Diamants et carrés avec des points et des tirets : les archéologues français sont tombés sur ces caractères géométriques dès 1903 lors de la fouille de ruines antiques dans la ville de Suse, dans le sud-ouest de l’Iran.

Les chercheurs ont rapidement réalisé que la langue était l’une des quatre écritures les plus anciennes connues de l’humanité, avec l’écriture cunéiforme mésopotamienne, les hiéroglyphes égyptiens et l’écriture de l’Indus. La civilisation élamite a utilisé le système d’écriture à l’âge du bronze à la fin du IIIe et au début du IIe millénaire av.

Les personnages ont reçu le nom de « Linear Elamite ». Mais depuis la découverte, les experts n’ont pas su lire les diamants et les carrés, ni comprendre ce qu’ils signifient. Seuls quelques caractères pouvaient être clairement interprétés.

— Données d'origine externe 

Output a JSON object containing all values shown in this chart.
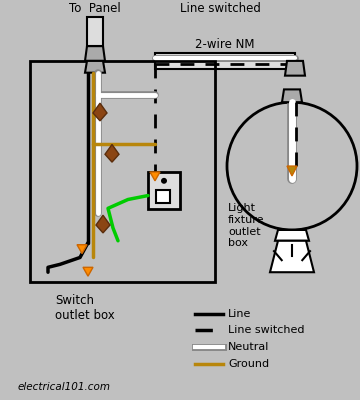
{
  "background_color": "#c0c0c0",
  "fig_width": 3.6,
  "fig_height": 4.0,
  "dpi": 100,
  "colors": {
    "black": "#000000",
    "white": "#ffffff",
    "ground": "#b8860b",
    "green": "#00cc00",
    "brown": "#8B4513",
    "orange_tip": "#ff8c00",
    "gray_light": "#aaaaaa",
    "gray_mid": "#888888",
    "cable_sheath": "#dddddd"
  },
  "labels": {
    "to_panel": "To  Panel",
    "line_switched": "Line switched",
    "nm_cable": "2-wire NM",
    "switch_outlet_box": "Switch\noutlet box",
    "light_fixture": "Light\nfixture\noutlet\nbox",
    "website": "electrical101.com",
    "legend_line": "Line",
    "legend_dashed": "Line switched",
    "legend_neutral": "Neutral",
    "legend_ground": "Ground"
  }
}
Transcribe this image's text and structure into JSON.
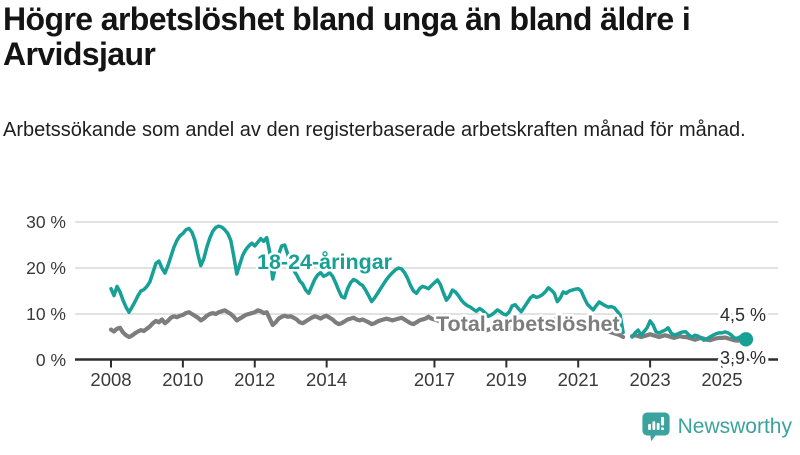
{
  "header": {
    "title_lines": [
      "Högre arbetslöshet bland unga än bland äldre i",
      "Arvidsjaur"
    ],
    "subtitle": "Arbetssökande som andel av den registerbaserade arbetskraften månad för månad."
  },
  "branding": {
    "name": "Newsworthy",
    "icon": "bar-chart-speech-bubble-icon",
    "color": "#3ba39d"
  },
  "chart_data": {
    "type": "line",
    "unit": "%",
    "x_range": {
      "start": "2008-01",
      "end": "2025-09"
    },
    "ylim": [
      0,
      32
    ],
    "grid": true,
    "colors": {
      "youth": "#16a096",
      "total": "#7d7d7d",
      "axis": "#2e2e2e",
      "gridline": "#d9d9d9"
    },
    "y_ticks": [
      {
        "value": 0,
        "label": "0 %"
      },
      {
        "value": 10,
        "label": "10 %"
      },
      {
        "value": 20,
        "label": "20 %"
      },
      {
        "value": 30,
        "label": "30 %"
      }
    ],
    "x_ticks": [
      {
        "value": 2008,
        "label": "2008"
      },
      {
        "value": 2010,
        "label": "2010"
      },
      {
        "value": 2012,
        "label": "2012"
      },
      {
        "value": 2014,
        "label": "2014"
      },
      {
        "value": 2017,
        "label": "2017"
      },
      {
        "value": 2019,
        "label": "2019"
      },
      {
        "value": 2021,
        "label": "2021"
      },
      {
        "value": 2023,
        "label": "2023"
      },
      {
        "value": 2025,
        "label": "2025"
      }
    ],
    "series": [
      {
        "id": "total",
        "name": "Total arbetslöshet",
        "color": "#7d7d7d",
        "stroke_width": 4.2,
        "start": "2008-01",
        "end_dot": false,
        "values": [
          6.6,
          6.2,
          6.8,
          7.0,
          6.0,
          5.4,
          5.0,
          5.3,
          5.8,
          6.2,
          6.5,
          6.3,
          6.8,
          7.3,
          8.0,
          8.5,
          8.2,
          8.8,
          8.0,
          8.5,
          9.2,
          9.5,
          9.3,
          9.6,
          9.8,
          10.2,
          10.4,
          10.0,
          9.6,
          9.2,
          8.6,
          9.0,
          9.6,
          10.0,
          10.2,
          10.0,
          10.4,
          10.6,
          10.8,
          10.4,
          10.0,
          9.4,
          8.6,
          9.0,
          9.4,
          9.8,
          10.0,
          10.2,
          10.4,
          10.8,
          10.6,
          10.2,
          10.4,
          9.0,
          7.6,
          8.2,
          9.0,
          9.4,
          9.6,
          9.4,
          9.5,
          9.2,
          8.8,
          8.2,
          8.0,
          8.4,
          8.8,
          9.2,
          9.5,
          9.3,
          9.0,
          9.4,
          9.6,
          9.2,
          8.8,
          8.2,
          7.8,
          8.0,
          8.4,
          8.8,
          9.0,
          9.2,
          8.8,
          8.6,
          8.8,
          8.5,
          8.2,
          7.8,
          8.0,
          8.4,
          8.6,
          8.8,
          9.0,
          8.8,
          8.6,
          8.8,
          9.0,
          9.2,
          8.8,
          8.4,
          8.0,
          7.8,
          8.2,
          8.6,
          8.8,
          9.0,
          9.4,
          9.0,
          8.8,
          8.6,
          8.2,
          7.8,
          7.5,
          7.3,
          7.6,
          7.8,
          7.6,
          7.4,
          7.2,
          7.0,
          7.2,
          7.4,
          7.0,
          6.8,
          6.6,
          6.4,
          6.6,
          6.8,
          7.0,
          7.2,
          7.0,
          6.8,
          6.6,
          6.8,
          7.0,
          7.2,
          6.8,
          6.6,
          6.8,
          7.0,
          7.2,
          7.4,
          7.2,
          7.0,
          7.2,
          7.4,
          8.0,
          8.5,
          8.8,
          8.6,
          8.4,
          8.6,
          8.8,
          8.6,
          8.4,
          8.2,
          8.0,
          7.8,
          7.5,
          7.2,
          7.0,
          6.8,
          6.6,
          6.8,
          6.6,
          6.4,
          6.2,
          6.0,
          5.8,
          5.6,
          5.4,
          5.0,
          null,
          null,
          5.2,
          5.4,
          5.2,
          5.0,
          5.2,
          5.4,
          5.6,
          5.4,
          5.2,
          5.0,
          5.2,
          5.4,
          5.2,
          5.0,
          4.8,
          5.0,
          5.2,
          5.0,
          5.0,
          4.8,
          4.6,
          4.4,
          4.6,
          4.8,
          4.6,
          4.4,
          4.3,
          4.5,
          4.7,
          4.8,
          4.8,
          4.9,
          4.7,
          4.5,
          4.3,
          4.2,
          4.3,
          4.1,
          3.9
        ]
      },
      {
        "id": "youth",
        "name": "18-24-åringar",
        "color": "#16a096",
        "stroke_width": 3.5,
        "start": "2008-01",
        "end_dot": true,
        "values": [
          15.5,
          14.0,
          16.0,
          14.8,
          13.0,
          11.5,
          10.4,
          11.5,
          12.7,
          14.0,
          15.0,
          15.3,
          16.0,
          17.0,
          19.0,
          21.0,
          21.5,
          20.0,
          18.9,
          20.5,
          22.5,
          24.5,
          26.0,
          27.0,
          27.5,
          28.3,
          28.6,
          27.8,
          26.0,
          23.0,
          20.5,
          22.0,
          24.5,
          26.5,
          28.0,
          28.8,
          29.1,
          28.9,
          28.3,
          27.5,
          26.0,
          22.5,
          18.7,
          20.8,
          22.8,
          24.0,
          24.8,
          25.4,
          24.8,
          25.6,
          26.4,
          25.8,
          26.6,
          23.5,
          17.6,
          20.5,
          23.0,
          24.8,
          25.0,
          23.0,
          20.5,
          19.5,
          18.5,
          17.2,
          16.5,
          15.2,
          14.5,
          16.0,
          17.5,
          18.5,
          19.0,
          18.2,
          18.5,
          19.0,
          18.2,
          16.8,
          15.2,
          13.8,
          13.5,
          15.5,
          16.8,
          17.5,
          17.2,
          16.6,
          16.2,
          15.2,
          14.0,
          12.7,
          13.5,
          14.5,
          15.5,
          16.5,
          17.5,
          18.3,
          19.0,
          19.6,
          20.0,
          19.8,
          19.0,
          17.8,
          16.2,
          15.0,
          14.5,
          15.5,
          16.0,
          15.8,
          15.5,
          16.2,
          16.8,
          17.4,
          16.4,
          14.6,
          13.0,
          13.8,
          15.2,
          14.8,
          14.0,
          13.0,
          12.3,
          11.8,
          11.5,
          11.0,
          10.6,
          11.2,
          10.8,
          10.2,
          9.5,
          9.8,
          10.3,
          10.9,
          10.5,
          10.0,
          9.8,
          10.5,
          11.8,
          12.0,
          11.2,
          10.5,
          11.5,
          12.5,
          13.5,
          14.0,
          13.6,
          13.8,
          14.2,
          14.8,
          15.7,
          15.2,
          14.5,
          12.7,
          13.5,
          14.8,
          14.5,
          15.0,
          15.2,
          15.4,
          15.5,
          15.0,
          13.5,
          12.2,
          11.5,
          10.9,
          11.8,
          12.6,
          12.2,
          11.8,
          11.5,
          11.6,
          11.4,
          10.6,
          9.8,
          6.0,
          null,
          null,
          5.0,
          5.9,
          6.5,
          5.4,
          6.2,
          7.0,
          8.5,
          7.6,
          6.1,
          5.9,
          6.2,
          6.5,
          7.0,
          5.9,
          5.4,
          5.6,
          5.9,
          6.1,
          6.1,
          5.4,
          5.0,
          5.4,
          5.2,
          4.8,
          4.3,
          4.6,
          5.0,
          5.4,
          5.7,
          5.9,
          5.9,
          6.1,
          5.9,
          5.5,
          4.8,
          4.7,
          5.0,
          4.8,
          4.5
        ]
      }
    ],
    "annotations": [
      {
        "id": "youth-label",
        "text": "18-24-åringar",
        "color": "#16a096"
      },
      {
        "id": "total-label",
        "text": "Total arbetslöshet",
        "color": "#7d7d7d"
      },
      {
        "id": "youth-end",
        "text": "4,5 %",
        "color": "#2b2b2b"
      },
      {
        "id": "total-end",
        "text": "3,9 %",
        "color": "#2b2b2b"
      }
    ]
  }
}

Les tasses en argent donnent des indices sur l’ancien système d’écriture

Aujourd’hui, l’archéologue français François Desset et son équipe pensent avoir écriture ancienne partiellement déchiffrée. Ils ont utilisé huit coupes en argent comme base pour le déchiffrement, avec de nombreux symboles du système d’écriture linéaire élamite gravés dans le métal.

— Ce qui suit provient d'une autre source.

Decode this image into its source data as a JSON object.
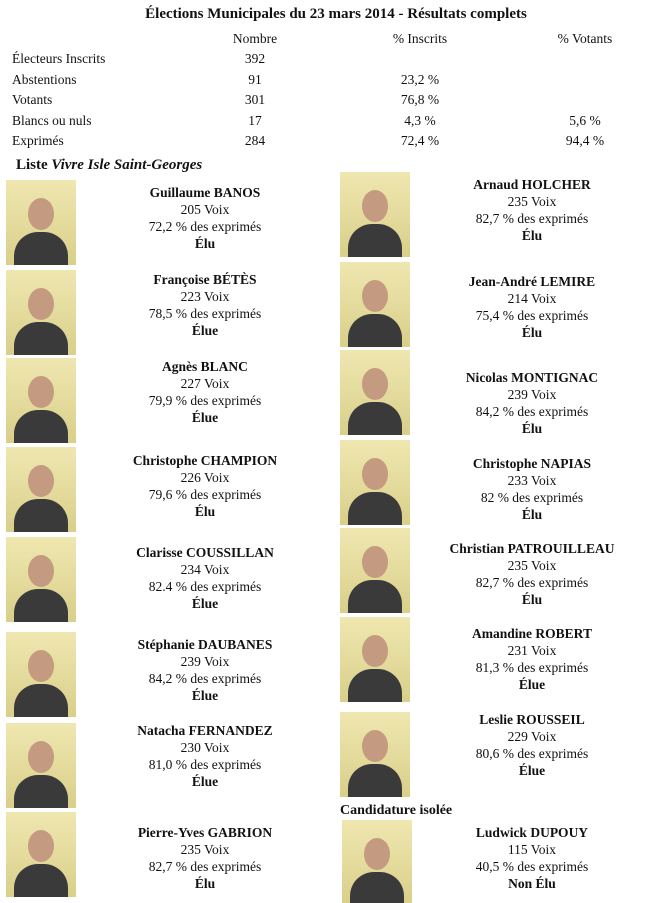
{
  "title": "Élections Municipales du 23 mars 2014 - Résultats complets",
  "table": {
    "headers": [
      "",
      "Nombre",
      "% Inscrits",
      "% Votants"
    ],
    "rows": [
      [
        "Électeurs Inscrits",
        "392",
        "",
        ""
      ],
      [
        "Abstentions",
        "91",
        "23,2 %",
        ""
      ],
      [
        "Votants",
        "301",
        "76,8 %",
        ""
      ],
      [
        "Blancs ou nuls",
        "17",
        "4,3 %",
        "5,6 %"
      ],
      [
        "Exprimés",
        "284",
        "72,4 %",
        "94,4 %"
      ]
    ]
  },
  "list": {
    "prefix": "Liste ",
    "name": "Vivre Isle Saint-Georges"
  },
  "left_candidates": [
    {
      "name": "Guillaume BANOS",
      "votes": "205 Voix",
      "pct": "72,2 % des exprimés",
      "status": "Élu"
    },
    {
      "name": "Françoise BÉTÈS",
      "votes": "223 Voix",
      "pct": "78,5 % des exprimés",
      "status": "Élue"
    },
    {
      "name": "Agnès BLANC",
      "votes": "227 Voix",
      "pct": "79,9 % des exprimés",
      "status": "Élue"
    },
    {
      "name": "Christophe CHAMPION",
      "votes": "226 Voix",
      "pct": "79,6 % des exprimés",
      "status": "Élu"
    },
    {
      "name": "Clarisse COUSSILLAN",
      "votes": "234 Voix",
      "pct": "82.4 % des exprimés",
      "status": "Élue"
    },
    {
      "name": "Stéphanie DAUBANES",
      "votes": "239 Voix",
      "pct": "84,2 % des exprimés",
      "status": "Élue"
    },
    {
      "name": "Natacha FERNANDEZ",
      "votes": "230 Voix",
      "pct": "81,0 % des exprimés",
      "status": "Élue"
    },
    {
      "name": "Pierre-Yves GABRION",
      "votes": "235 Voix",
      "pct": "82,7 % des exprimés",
      "status": "Élu"
    }
  ],
  "right_candidates": [
    {
      "name": "Arnaud HOLCHER",
      "votes": "235 Voix",
      "pct": "82,7 % des exprimés",
      "status": "Élu"
    },
    {
      "name": "Jean-André LEMIRE",
      "votes": "214 Voix",
      "pct": "75,4 % des exprimés",
      "status": "Élu"
    },
    {
      "name": "Nicolas MONTIGNAC",
      "votes": "239 Voix",
      "pct": "84,2 % des exprimés",
      "status": "Élu"
    },
    {
      "name": "Christophe NAPIAS",
      "votes": "233 Voix",
      "pct": "82 % des exprimés",
      "status": "Élu"
    },
    {
      "name": "Christian PATROUILLEAU",
      "votes": "235 Voix",
      "pct": "82,7 % des exprimés",
      "status": "Élu"
    },
    {
      "name": "Amandine ROBERT",
      "votes": "231 Voix",
      "pct": "81,3 % des exprimés",
      "status": "Élue"
    },
    {
      "name": "Leslie ROUSSEIL",
      "votes": "229 Voix",
      "pct": "80,6 % des exprimés",
      "status": "Élue"
    }
  ],
  "isolated": {
    "heading": "Candidature isolée",
    "candidate": {
      "name": "Ludwick DUPOUY",
      "votes": "115 Voix",
      "pct": "40,5 % des exprimés",
      "status": "Non Élu"
    }
  }
}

« Les coupes étaient depuis longtemps en possession d’un collectionneur privé et n’ont été mises à la disposition des chercheurs que récemment », a déclaré à DW France Desset, qui travaille à l’Université de Téhéran en Iran et au laboratoire de recherche Archéorient à Lyon.

L’une des coupes en argent que Desset et son équipe ont utilisées pour déchiffrer l’écriture élamite.

Comment les écritures anciennes sont-elles déchiffrées ?

Une méthode courante pour déchiffrer des caractères inconnus consiste à comparer des textes identiques ou similaires dans différents systèmes d’écriture. De cette façon, les experts peuvent déduire les caractères du script inconnu du script connu.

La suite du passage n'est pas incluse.